- Film poster
- Simplified Chinese: 红粉
- Traditional Chinese: 紅粉
- Literal meaning: "Blush" or "Rouge"
- Hanyu Pinyin: Hóngfěn
- Directed by: Li Shaohong
- Screenplay by: Ni Zhen Li Shaohong
- Based on: Petulia's Rouge Tin by Su Tong
- Produced by: Chen Kunming Yi Liu Jimmy Tan
- Starring: Wang Ji He Saifei Wang Zhiwen
- Cinematography: Zeng Nianping
- Edited by: Zhou Xinxia
- Music by: Guo Wenjing
- Production companies: Beijing Film Studio Ocean Film
- Distributed by: First Run Features (US)
- Release date: 8 September 1995 (Toronto);
- Running time: 115 minutes
- Countries: China British Hong Kong
- Language: Mandarin

= Blush (1995 film) =

1995 film by Li Shaohong

Blush (红粉) is a 1995 Chinese film about the experience of two women during China's campaign to re-educate prostitutes. Blush was directed by Li Shaohong and stars He Saifei, Wang Ji, and Wang Zhiwen. The film was a co-production between Hong Kong's Ocean Film and Beijing Film Studio. The film is based on the novel Petulia's Rouge Tin (in Chinese, named Hóngfěn) by the writer Su Tong. Blush won the Silver Bear for Outstanding Single Achievement at the 45th Berlin International Film Festival, and Golden Peacock (Best Film) at the 27th International Film Festival of India.

== Plot ==
Blush takes place in the 1950s during a campaign by the new Communist government in China designed to "re-educate" prostitutes to become contributing members of society.

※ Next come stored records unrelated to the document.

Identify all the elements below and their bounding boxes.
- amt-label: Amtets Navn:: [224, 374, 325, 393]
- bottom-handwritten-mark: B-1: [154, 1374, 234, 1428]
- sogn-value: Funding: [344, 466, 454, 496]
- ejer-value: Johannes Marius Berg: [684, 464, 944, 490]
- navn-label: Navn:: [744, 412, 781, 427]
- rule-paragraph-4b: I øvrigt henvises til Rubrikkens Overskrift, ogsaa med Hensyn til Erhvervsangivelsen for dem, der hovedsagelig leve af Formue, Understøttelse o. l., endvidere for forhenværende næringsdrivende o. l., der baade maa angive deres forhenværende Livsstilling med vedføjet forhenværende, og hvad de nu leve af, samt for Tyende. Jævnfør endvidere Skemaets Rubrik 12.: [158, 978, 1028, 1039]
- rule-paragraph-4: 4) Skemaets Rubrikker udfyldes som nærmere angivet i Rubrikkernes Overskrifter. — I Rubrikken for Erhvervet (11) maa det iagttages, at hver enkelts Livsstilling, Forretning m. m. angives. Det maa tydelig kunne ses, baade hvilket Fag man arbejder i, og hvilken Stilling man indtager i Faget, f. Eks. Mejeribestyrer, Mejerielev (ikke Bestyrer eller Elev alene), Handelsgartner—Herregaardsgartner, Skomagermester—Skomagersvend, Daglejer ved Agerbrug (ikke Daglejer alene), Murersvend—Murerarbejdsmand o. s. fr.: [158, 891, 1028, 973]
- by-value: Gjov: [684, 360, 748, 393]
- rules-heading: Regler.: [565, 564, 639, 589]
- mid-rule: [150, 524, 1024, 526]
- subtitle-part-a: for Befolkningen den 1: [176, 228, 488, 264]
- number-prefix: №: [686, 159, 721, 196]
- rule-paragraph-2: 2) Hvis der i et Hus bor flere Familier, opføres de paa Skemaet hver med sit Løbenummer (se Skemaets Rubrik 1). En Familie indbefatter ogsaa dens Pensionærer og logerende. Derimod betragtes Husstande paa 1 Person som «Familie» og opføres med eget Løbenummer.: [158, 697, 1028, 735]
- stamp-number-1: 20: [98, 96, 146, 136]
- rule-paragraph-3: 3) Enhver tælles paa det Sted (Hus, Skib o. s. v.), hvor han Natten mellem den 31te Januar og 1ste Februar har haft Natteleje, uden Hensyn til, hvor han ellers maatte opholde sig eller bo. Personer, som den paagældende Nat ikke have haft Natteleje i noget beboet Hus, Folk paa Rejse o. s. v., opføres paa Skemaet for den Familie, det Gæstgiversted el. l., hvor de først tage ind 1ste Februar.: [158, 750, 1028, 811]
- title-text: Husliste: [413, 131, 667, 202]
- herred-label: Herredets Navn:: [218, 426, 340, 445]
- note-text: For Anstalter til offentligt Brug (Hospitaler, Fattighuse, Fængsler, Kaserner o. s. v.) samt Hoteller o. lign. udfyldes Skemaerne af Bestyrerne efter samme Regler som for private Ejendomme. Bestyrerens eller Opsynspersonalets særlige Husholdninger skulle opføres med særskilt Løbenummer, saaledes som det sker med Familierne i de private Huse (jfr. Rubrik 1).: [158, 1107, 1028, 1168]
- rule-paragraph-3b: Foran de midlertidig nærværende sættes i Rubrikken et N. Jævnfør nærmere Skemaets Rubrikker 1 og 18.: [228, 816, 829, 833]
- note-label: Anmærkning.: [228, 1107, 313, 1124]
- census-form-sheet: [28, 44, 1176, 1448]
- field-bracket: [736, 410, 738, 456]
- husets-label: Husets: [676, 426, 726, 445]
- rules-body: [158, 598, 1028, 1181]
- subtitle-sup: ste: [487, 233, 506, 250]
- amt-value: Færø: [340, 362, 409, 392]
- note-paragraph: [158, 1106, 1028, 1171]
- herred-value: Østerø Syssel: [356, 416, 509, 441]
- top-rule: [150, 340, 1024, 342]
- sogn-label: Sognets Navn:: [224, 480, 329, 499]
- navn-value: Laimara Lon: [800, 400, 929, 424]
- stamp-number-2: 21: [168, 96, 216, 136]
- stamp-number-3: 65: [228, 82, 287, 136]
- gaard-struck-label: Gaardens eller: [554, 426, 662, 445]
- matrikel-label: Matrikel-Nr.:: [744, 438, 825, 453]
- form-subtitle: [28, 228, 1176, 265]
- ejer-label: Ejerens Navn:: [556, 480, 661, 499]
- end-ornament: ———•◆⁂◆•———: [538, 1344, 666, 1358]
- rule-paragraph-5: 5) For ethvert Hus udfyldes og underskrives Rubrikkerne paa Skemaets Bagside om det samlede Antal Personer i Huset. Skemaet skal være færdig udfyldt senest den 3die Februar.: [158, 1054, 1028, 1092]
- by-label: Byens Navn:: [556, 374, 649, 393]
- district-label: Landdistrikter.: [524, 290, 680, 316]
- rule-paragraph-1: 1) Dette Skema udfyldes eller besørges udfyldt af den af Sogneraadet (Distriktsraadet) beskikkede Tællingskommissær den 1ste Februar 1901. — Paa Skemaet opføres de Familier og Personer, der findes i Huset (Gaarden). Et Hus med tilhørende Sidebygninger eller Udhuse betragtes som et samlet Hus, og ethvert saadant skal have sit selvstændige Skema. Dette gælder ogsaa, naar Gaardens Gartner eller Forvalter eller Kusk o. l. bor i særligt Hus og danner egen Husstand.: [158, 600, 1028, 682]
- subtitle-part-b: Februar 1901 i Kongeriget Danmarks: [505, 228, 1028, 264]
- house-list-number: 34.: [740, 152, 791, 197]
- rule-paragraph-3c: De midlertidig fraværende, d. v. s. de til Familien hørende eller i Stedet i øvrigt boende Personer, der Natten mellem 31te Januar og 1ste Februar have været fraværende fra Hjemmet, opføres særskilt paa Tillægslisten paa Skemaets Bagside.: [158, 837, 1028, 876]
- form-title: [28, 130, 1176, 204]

Two such prostitutes, Xiao'e (He Saifei) and Qiuyi (Wang Ji), have recently been sent to a re-education camp by the People's Liberation Army. Rebelling against her new life of uniforms and forced re-education, Qiuyi escapes and becomes a kept woman for Laopu (Wang Zhiwen). When Qiuyi becomes pregnant, she seeks refuge in a Buddhist temple but is cast out when the nuns discover her pregnancy - soon after, the baby miscarries.

Left in the training camp, Xiao'e undergoes her ideological re-education and emerges from her ordeal as a factory worker. Detesting physical labor, she goes on to marry Laopu and has a child with him, forcing him to steal money from work. When Laopu is caught, he is sentenced to death, and Xiao'e abandons him and her child to remarry. As the film ends, Xiao'E's child is adopted by Qiuyi, who had gone on to marry a simple old teahouse owner.

== Reception ==
Blush was well received by most critics in the West, with Jonathan Rosenbaum of the Chicago Reader calling it the "most emotionally complex picture I've seen from mainland China about the effect of the communist revolution on the lives of ordinary people."